La tercera jornada de la primera prueba del Korn Ferry Tour en Bahamas dejó un panorama vibrante y tremendamente apretado de cara a la ronda final, con Mason Andersen y Taylor Dickson compartiendo el liderato con un acumulado de -20 y demostrando dos maneras muy distintas de llegar a lo más alto. Andersen firmó la vuelta del día con un espectacular 63 (-9), un recorrido impecable que lo catapultó desde posiciones secundarias hasta la cima gracias a un juego agresivo, certero desde el tee y especialmente afinado en los greenes. Dickson, por su parte, mantuvo la solidez que ha mostrado toda la semana y, aunque su 67 (-5) no tuvo el brillo del 62 del viernes, sí fue suficiente para conservar su candidatura al título con un rendimiento sin fisuras.

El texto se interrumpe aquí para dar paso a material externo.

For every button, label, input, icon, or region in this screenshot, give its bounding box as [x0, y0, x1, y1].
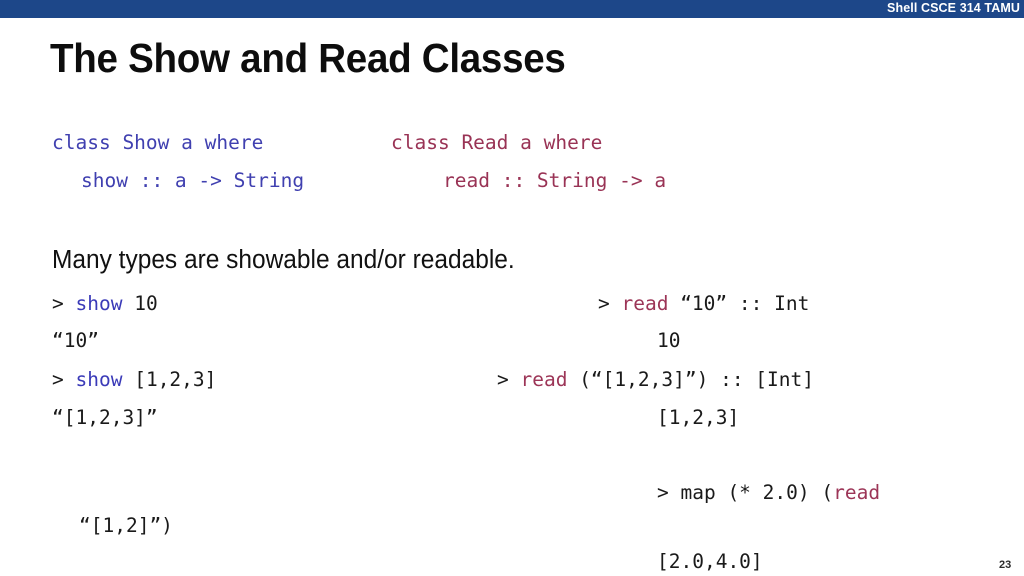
read-example-1-input: > read “10” :: Int	[598, 294, 809, 314]
show-continuation-fragment: “[1,2]”)	[79, 514, 173, 537]
read-keyword: read	[520, 368, 568, 391]
read-example-2-args: (“[1,2,3]”) :: [Int]	[567, 368, 814, 391]
course-banner-title: Shell CSCE 314 TAMU	[887, 1, 1020, 15]
read-example-2-output: [1,2,3]	[657, 406, 740, 429]
read-example-3-input: > map (* 2.0) (read	[657, 483, 880, 503]
class-show-declaration-line1: class Show a where	[52, 131, 264, 154]
read-keyword: read	[833, 481, 881, 504]
show-example-1-args: 10	[122, 292, 158, 315]
repl-prompt: >	[497, 368, 521, 391]
read-keyword: read	[621, 292, 669, 315]
show-example-2-args: [1,2,3]	[122, 368, 217, 391]
body-text-showable-readable: Many types are showable and/or readable.	[52, 246, 515, 274]
repl-prompt: >	[598, 292, 622, 315]
repl-prompt: >	[52, 292, 64, 315]
repl-prompt-map-expression: > map (* 2.0) (	[657, 481, 834, 504]
read-example-3-output: [2.0,4.0]	[657, 550, 763, 573]
class-show-method-signature: show :: a -> String	[81, 169, 305, 192]
class-read-declaration-line1: class Read a where	[391, 131, 603, 154]
show-example-2-input: > show [1,2,3]	[52, 370, 216, 390]
class-read-method-signature: read :: String -> a	[443, 169, 667, 192]
header-banner: Shell CSCE 314 TAMU	[0, 0, 1024, 18]
page-title: The Show and Read Classes	[50, 35, 566, 81]
read-example-1-args: “10” :: Int	[668, 292, 810, 315]
slide-page-number: 23	[999, 559, 1012, 571]
read-example-1-output: 10	[657, 329, 681, 352]
show-keyword: show	[75, 368, 123, 391]
repl-prompt: >	[52, 368, 64, 391]
show-example-1-output: “10”	[52, 329, 99, 352]
show-keyword: show	[75, 292, 123, 315]
read-example-2-input: > read (“[1,2,3]”) :: [Int]	[497, 370, 814, 390]
show-example-1-input: > show 10	[52, 294, 158, 314]
show-example-2-output: “[1,2,3]”	[52, 406, 158, 429]
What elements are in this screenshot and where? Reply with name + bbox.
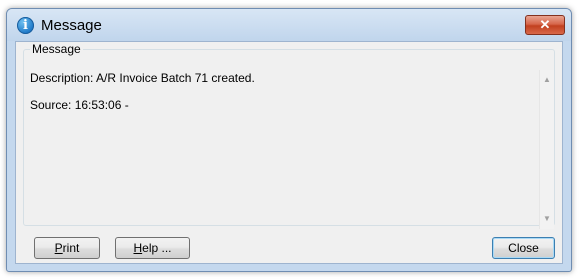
print-label: rint: [62, 241, 80, 255]
scroll-down-arrow-icon[interactable]: ▼: [540, 212, 554, 226]
description-line: Description: A/R Invoice Batch 71 create…: [30, 71, 255, 85]
help-label: elp ...: [142, 241, 172, 255]
message-text-area[interactable]: Description: A/R Invoice Batch 71 create…: [28, 70, 538, 230]
info-icon: i: [17, 17, 34, 34]
group-legend: Message: [32, 42, 81, 56]
vertical-scrollbar[interactable]: ▲ ▼: [539, 70, 554, 229]
help-button[interactable]: Help ...: [115, 237, 190, 259]
print-mnemonic: P: [54, 241, 63, 255]
close-button[interactable]: Close: [492, 237, 555, 259]
scroll-up-arrow-icon[interactable]: ▲: [540, 73, 554, 87]
window-close-button[interactable]: ✕: [525, 15, 565, 35]
print-button[interactable]: Print: [34, 237, 100, 259]
window-title: Message: [41, 17, 102, 34]
source-line: Source: 16:53:06 -: [30, 98, 129, 112]
message-dialog: i Message ✕ Message Description: A/R Inv…: [6, 8, 572, 272]
dialog-body: Message Description: A/R Invoice Batch 7…: [15, 41, 563, 264]
help-mnemonic: H: [133, 241, 143, 255]
message-group: Message Description: A/R Invoice Batch 7…: [23, 42, 555, 229]
title-bar[interactable]: i Message ✕: [7, 9, 571, 41]
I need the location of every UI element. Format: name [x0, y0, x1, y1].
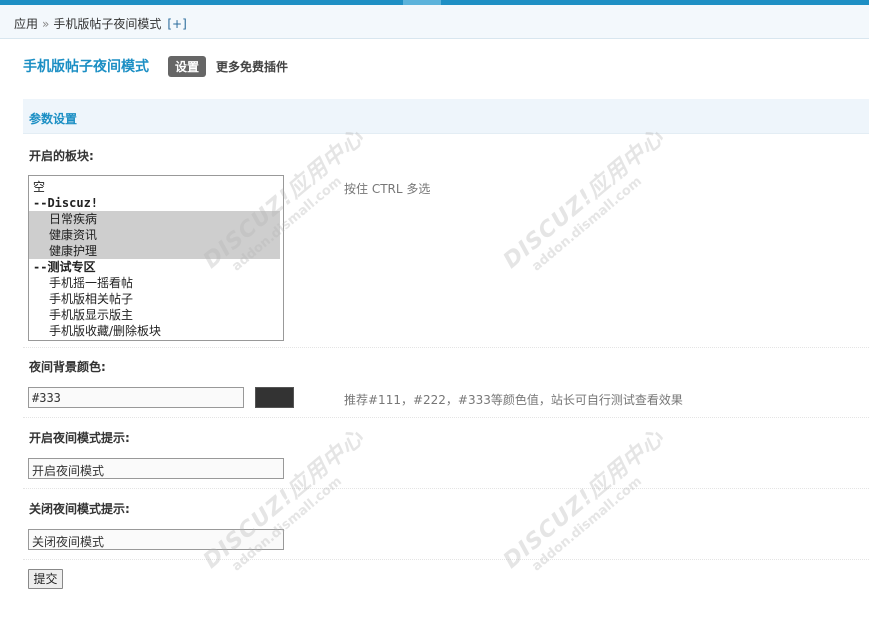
- color-swatch[interactable]: [255, 387, 294, 408]
- forum-option[interactable]: 空: [29, 179, 283, 195]
- watermark: DISCUZ!应用中心 addon.dismall.com: [198, 425, 370, 575]
- breadcrumb: 应用 » 手机版帖子夜间模式 [+]: [0, 5, 869, 39]
- forum-option[interactable]: 手机版显示版主: [29, 307, 283, 323]
- breadcrumb-current: 手机版帖子夜间模式: [53, 17, 162, 31]
- close-tip-input[interactable]: 关闭夜间模式: [28, 529, 284, 550]
- forum-group-option[interactable]: --Discuz!: [29, 195, 283, 211]
- forum-option[interactable]: 手机摇一摇看帖: [29, 275, 283, 291]
- forum-option[interactable]: 手机版收藏/删除板块: [29, 323, 283, 339]
- forum-multiselect[interactable]: 空 --Discuz! 日常疾病 健康资讯 健康护理 --测试专区 手机摇一摇看帖 手机版相关…: [28, 175, 284, 341]
- row-divider: [23, 559, 869, 560]
- bgcolor-label: 夜间背景颜色:: [29, 360, 106, 374]
- bgcolor-input[interactable]: #333: [28, 387, 244, 408]
- forums-label: 开启的板块:: [29, 149, 94, 163]
- watermark: DISCUZ!应用中心 addon.dismall.com: [498, 425, 670, 575]
- open-tip-label: 开启夜间模式提示:: [29, 431, 130, 445]
- row-divider: [23, 347, 869, 348]
- title-row: 手机版帖子夜间模式 设置 更多免费插件: [23, 55, 288, 77]
- submit-button[interactable]: 提交: [28, 569, 63, 589]
- forum-option[interactable]: 日常疾病: [29, 211, 280, 227]
- forum-option[interactable]: 健康资讯: [29, 227, 280, 243]
- bgcolor-hint: 推荐#111，#222，#333等颜色值，站长可自行测试查看效果: [344, 393, 683, 407]
- add-shortcut-link[interactable]: [+]: [167, 17, 186, 31]
- forum-group-option[interactable]: --测试专区: [29, 259, 283, 275]
- more-plugins-link[interactable]: 更多免费插件: [216, 58, 288, 75]
- row-divider: [23, 488, 869, 489]
- section-header: 参数设置: [23, 99, 869, 134]
- forums-hint: 按住 CTRL 多选: [344, 182, 431, 196]
- open-tip-input[interactable]: 开启夜间模式: [28, 458, 284, 479]
- watermark: DISCUZ!应用中心 addon.dismall.com: [498, 125, 670, 275]
- forum-option[interactable]: 健康护理: [29, 243, 280, 259]
- row-divider: [23, 417, 869, 418]
- close-tip-label: 关闭夜间模式提示:: [29, 502, 130, 516]
- forum-option[interactable]: 手机版相关帖子: [29, 291, 283, 307]
- tab-settings[interactable]: 设置: [168, 55, 207, 77]
- breadcrumb-root-link[interactable]: 应用: [14, 17, 38, 31]
- page-title: 手机版帖子夜间模式: [23, 59, 149, 75]
- breadcrumb-separator: »: [42, 17, 50, 31]
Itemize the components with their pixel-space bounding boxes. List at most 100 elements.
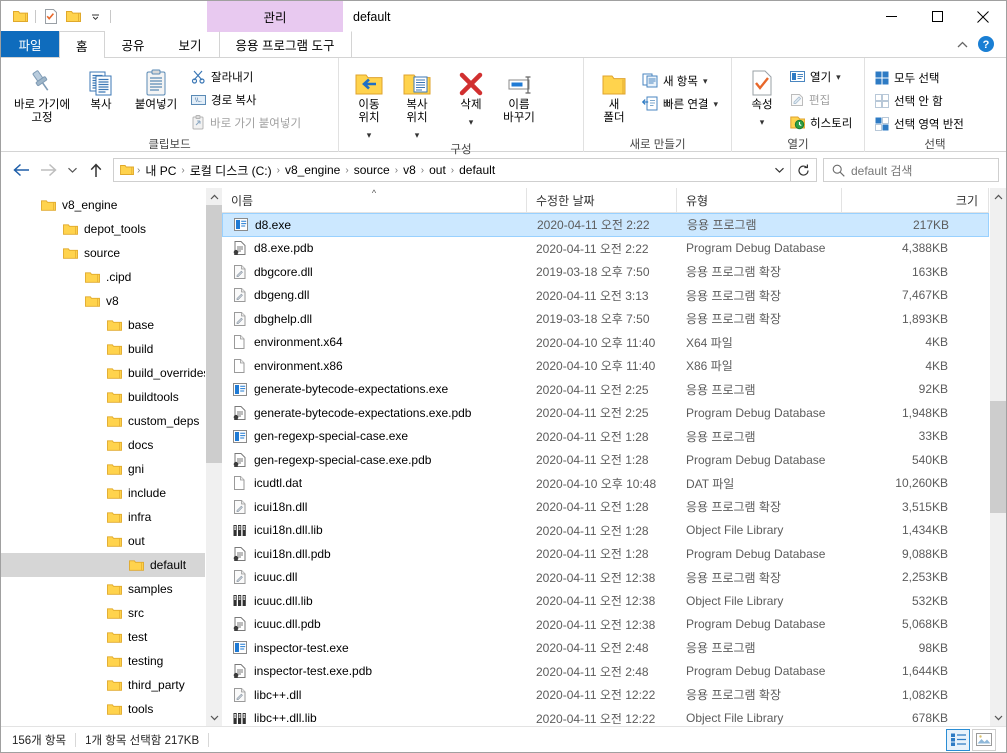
history-button[interactable]: 히스토리: [786, 112, 856, 133]
navigation-pane-scrollbar[interactable]: [205, 188, 223, 726]
open-chevron-down-icon[interactable]: [836, 71, 841, 83]
nav-item-tools[interactable]: tools: [1, 697, 221, 721]
breadcrumb-item-4[interactable]: v8: [399, 163, 420, 177]
forward-button[interactable]: [35, 157, 62, 183]
column-header-3[interactable]: 크기: [842, 188, 989, 212]
table-row[interactable]: gen-regexp-special-case.exe.pdb 2020-04-1…: [222, 448, 989, 472]
breadcrumb-item-2[interactable]: v8_engine: [281, 163, 344, 177]
cut-button[interactable]: 잘라내기: [187, 66, 305, 87]
large-icons-view-button[interactable]: [972, 728, 996, 751]
nav-item-v8[interactable]: v8: [1, 289, 221, 313]
breadcrumb-item-5[interactable]: out: [425, 163, 450, 177]
file-scroll-track[interactable]: [989, 205, 1006, 709]
table-row[interactable]: dbgeng.dll 2020-04-11 오전 3:13 응용 프로그램 확장 7,…: [222, 284, 989, 308]
nav-item-samples[interactable]: samples: [1, 577, 221, 601]
table-row[interactable]: icui18n.dll.lib 2020-04-11 오전 1:28 Object …: [222, 519, 989, 543]
select-none-button[interactable]: 선택 안 함: [871, 90, 968, 111]
table-row[interactable]: icuuc.dll.lib 2020-04-11 오전 12:38 Object F…: [222, 589, 989, 613]
nav-item-.cipd[interactable]: .cipd: [1, 265, 221, 289]
column-header-0[interactable]: 이름 ^: [222, 188, 527, 212]
table-row[interactable]: environment.x86 2020-04-10 오후 11:40 X86 파일…: [222, 354, 989, 378]
file-scroll-up-button[interactable]: [990, 188, 1007, 205]
select-all-button[interactable]: 모두 선택: [871, 67, 968, 88]
nav-item-default[interactable]: default: [1, 553, 221, 577]
table-row[interactable]: dbghelp.dll 2019-03-18 오후 7:50 응용 프로그램 확장 1…: [222, 307, 989, 331]
open-button[interactable]: 열기: [786, 66, 856, 87]
properties-button[interactable]: 속성: [738, 61, 786, 128]
tab-home[interactable]: 홈: [59, 31, 105, 58]
table-row[interactable]: inspector-test.exe 2020-04-11 오전 2:48 응용 프…: [222, 636, 989, 660]
table-row[interactable]: icudtl.dat 2020-04-10 오후 10:48 DAT 파일 10,26…: [222, 472, 989, 496]
rename-button[interactable]: 이름 바꾸기: [495, 61, 543, 125]
table-row[interactable]: icui18n.dll 2020-04-11 오전 1:28 응용 프로그램 확장 3…: [222, 495, 989, 519]
nav-item-v8_engine[interactable]: v8_engine: [1, 193, 221, 217]
nav-item-testing[interactable]: testing: [1, 649, 221, 673]
table-row[interactable]: gen-regexp-special-case.exe 2020-04-11 오전…: [222, 425, 989, 449]
up-button[interactable]: [82, 157, 109, 183]
copy-path-button[interactable]: \\.. 경로 복사: [187, 89, 305, 110]
nav-item-build[interactable]: build: [1, 337, 221, 361]
move-to-chevron-down-icon[interactable]: [367, 127, 372, 141]
back-button[interactable]: [8, 157, 35, 183]
breadcrumb-item-1[interactable]: 로컬 디스크 (C:): [186, 162, 276, 179]
table-row[interactable]: libc++.dll 2020-04-11 오전 12:22 응용 프로그램 확장 1…: [222, 683, 989, 707]
nav-item-third_party[interactable]: third_party: [1, 673, 221, 697]
easy-access-chevron-down-icon[interactable]: [714, 98, 719, 110]
nav-item-include[interactable]: include: [1, 481, 221, 505]
details-view-button[interactable]: [946, 728, 970, 751]
table-row[interactable]: inspector-test.exe.pdb 2020-04-11 오전 2:48…: [222, 660, 989, 684]
new-folder-icon[interactable]: [62, 6, 84, 28]
nav-item-infra[interactable]: infra: [1, 505, 221, 529]
table-row[interactable]: icui18n.dll.pdb 2020-04-11 오전 1:28 Program…: [222, 542, 989, 566]
breadcrumb-item-3[interactable]: source: [350, 163, 394, 177]
table-row[interactable]: d8.exe.pdb 2020-04-11 오전 2:22 Program Debu…: [222, 237, 989, 261]
column-header-1[interactable]: 수정한 날짜: [527, 188, 677, 212]
nav-scroll-down-button[interactable]: [206, 709, 223, 726]
new-item-button[interactable]: 새 항목: [638, 70, 722, 91]
table-row[interactable]: d8.exe 2020-04-11 오전 2:22 응용 프로그램 217KB: [222, 213, 989, 237]
nav-item-test[interactable]: test: [1, 625, 221, 649]
nav-scroll-track[interactable]: [205, 205, 223, 709]
refresh-button[interactable]: [791, 158, 817, 182]
file-list[interactable]: d8.exe 2020-04-11 오전 2:22 응용 프로그램 217KB d8.e…: [222, 213, 989, 726]
nav-item-build_overrides[interactable]: build_overrides: [1, 361, 221, 385]
table-row[interactable]: generate-bytecode-expectations.exe 2020-0…: [222, 378, 989, 402]
copy-button[interactable]: 복사: [77, 61, 125, 112]
file-list-scrollbar[interactable]: [989, 188, 1006, 726]
minimize-button[interactable]: [868, 1, 914, 32]
nav-item-custom_deps[interactable]: custom_deps: [1, 409, 221, 433]
table-row[interactable]: libc++.dll.lib 2020-04-11 오전 12:22 Object …: [222, 707, 989, 727]
maximize-button[interactable]: [914, 1, 960, 32]
edit-button[interactable]: 편집: [786, 89, 856, 110]
copy-to-button[interactable]: 복사 위치: [393, 61, 441, 141]
delete-chevron-down-icon[interactable]: [469, 114, 474, 128]
properties-chevron-down-icon[interactable]: [760, 114, 765, 128]
invert-selection-button[interactable]: 선택 영역 반전: [871, 113, 968, 134]
table-row[interactable]: icuuc.dll 2020-04-11 오전 12:38 응용 프로그램 확장 2,…: [222, 566, 989, 590]
tab-share[interactable]: 공유: [105, 31, 162, 57]
qat-chevron-down-icon[interactable]: [84, 6, 106, 28]
delete-button[interactable]: 삭제: [447, 61, 495, 128]
paste-button[interactable]: 붙여넣기: [125, 61, 187, 112]
pin-to-quick-access-button[interactable]: 바로 가기에 고정: [7, 61, 77, 125]
tab-file[interactable]: 파일: [1, 31, 59, 57]
tab-application-tools[interactable]: 응용 프로그램 도구: [218, 31, 352, 57]
address-path-box[interactable]: › 내 PC › 로컬 디스크 (C:) › v8_engine › sourc…: [113, 158, 791, 182]
nav-scroll-thumb[interactable]: [205, 205, 223, 463]
nav-item-source[interactable]: source: [1, 241, 221, 265]
table-row[interactable]: icuuc.dll.pdb 2020-04-11 오전 12:38 Program …: [222, 613, 989, 637]
table-row[interactable]: environment.x64 2020-04-10 오후 11:40 X64 파일…: [222, 331, 989, 355]
new-folder-button[interactable]: 새 폴더: [590, 61, 638, 125]
paste-shortcut-button[interactable]: 바로 가기 붙여넣기: [187, 112, 305, 133]
new-item-chevron-down-icon[interactable]: [703, 75, 708, 87]
search-box[interactable]: default 검색: [823, 158, 999, 182]
copy-to-chevron-down-icon[interactable]: [415, 127, 420, 141]
nav-item-docs[interactable]: docs: [1, 433, 221, 457]
address-chevron-down-icon[interactable]: [768, 159, 790, 181]
file-scroll-down-button[interactable]: [990, 709, 1007, 726]
tab-view[interactable]: 보기: [162, 31, 219, 57]
table-row[interactable]: generate-bytecode-expectations.exe.pdb 20…: [222, 401, 989, 425]
search-input[interactable]: default 검색: [851, 162, 912, 179]
breadcrumb-item-0[interactable]: 내 PC: [141, 162, 180, 179]
column-header-2[interactable]: 유형: [677, 188, 842, 212]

A un solo golpe, en -19, se agrupa un nutrido y peligroso pelotón de perseguidores formado por Michael Johnson, Hunter Eichhorn, Dylan Menante y el canadiense Roger Sloan, todos ellos con vueltas entre 65 y 68 golpes que consolidan una clasificación extremadamente comprimida. Johnson y Eichhorn igualaron el -7 del día, mientras que Menante y Sloan se mantuvieron en la pelea pese a no encontrar la misma inspiración que en jornadas previas. La sensación general es que cualquiera de ellos tiene argumentos suficientes para asaltar el liderato en cuanto encadene un par de birdies tempranos en la ronda final.
En -18 aparece otro bloque de jugadores listos para aprovechar cualquier resbalón de los líderes, con nombres como Paul Peterson, Cooper Dossey, Ben Martin o Bryson Nimmer, todos ellos capaces de rondas bajas y con experiencia en situaciones de presión. Más atrás, pero aún con opciones reales dada la naturaleza volátil del campo y los resultados de la semana, se sitúan en -17 figuras como Caleb VanArragon, el argentino Jorge Fernández Valdés, Trent Phillips, Jeff Overton o Bronson Burgoon, todos ellos con vueltas de entre 64 y 66 golpes que mantienen viva la esperanza.
Con más de veinte jugadores separados por apenas cuatro golpes, la prueba inaugural del Korn Ferry Tour promete un desenlace electrizante en Bahamas, donde la mínima racha de aciertos puede cambiar por completo el guion de un torneo que ha arrancado con un nivel altísimo y una igualdad absoluta.